Stanford CME295: Transformers and LLMs Introduction
Twin brothers from Netflix teach the foundations of NLP, tokenization, and word embeddings. The ideal starting point for understanding LLMs from first principles.
Why This Course Is the Ideal LLM Starting Point
This is the ideal starting point for anyone wanting to understand LLMs from first principles. Afin and Shervin - twin brothers who've worked at Uber, Google, and now Netflix on LLMs - break down the fundamentals without assuming prior deep learning expertise.
What makes this lecture valuable:
The instructors have been teaching this material as workshops since 2020, iterating through the ChatGPT explosion and beyond.
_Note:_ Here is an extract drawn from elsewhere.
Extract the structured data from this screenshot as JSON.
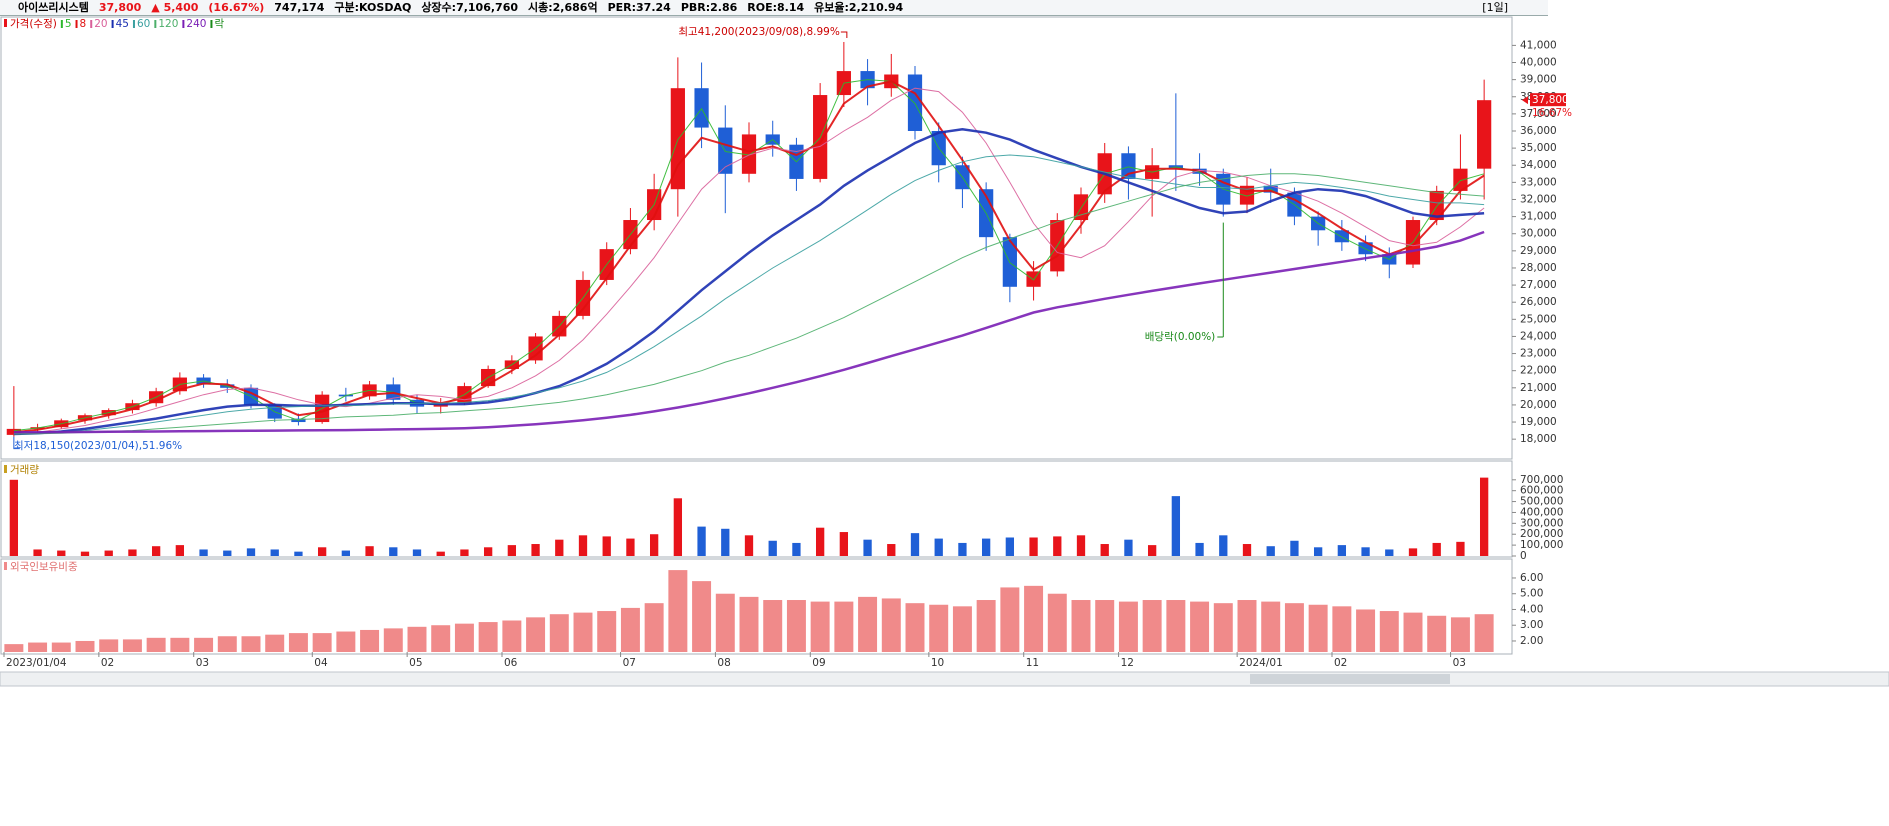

They bring both academic rigor and industry experience from actually shipping LLM products.
The three buckets of NLP they introduce create a clean mental model:
- Classification - Sentiment, intent detection, language identification
- Multi-classification - Named entity recognition (NER), part-of-speech tagging
- Generation - Translation, Q&A, summarization (where all the action is today)
The tokenization trade-offs are particularly well explained:
- Word-level is simple but creates OOV (out-of-vocabulary) problems
- Subword leverages word roots but increases sequence length
- Character-level handles misspellings but makes sequences very long and representations meaningless
The key insight on embeddings: One-hot encoding makes all tokens orthogonal (equally dissimilar), which is useless. We need learned representations where semantically similar tokens have high cosine similarity. This is the foundation that enables everything from Word2Vec to modern transformers.
5 Fundamentals From Stanford's Transformers Course
- Two-unit Stanford course: 50% midterm, 50% final, no homework - purely conceptual
- Proxy tasks matter: Word2Vec's skip-gram and CBOW tasks aren't the goal - the learned embeddings are
- Vocabulary size: ~10K-50K for single language, 100K+ for multilingual/code models
- Sequence length is compute: Longer sequences from character/subword tokenization directly impact model speed
- Quality > quantity: Having the right representation matters more than having more data
What This Means for Learning Transformer Architectures
Understanding LLMs from first principles starts with tokenization trade-offs and learned embeddings. One-hot encoding makes all tokens equally dissimilar - useless. We need representations where semantically similar tokens have high cosine similarity. This foundation enables everything from Word2Vec to modern transformers.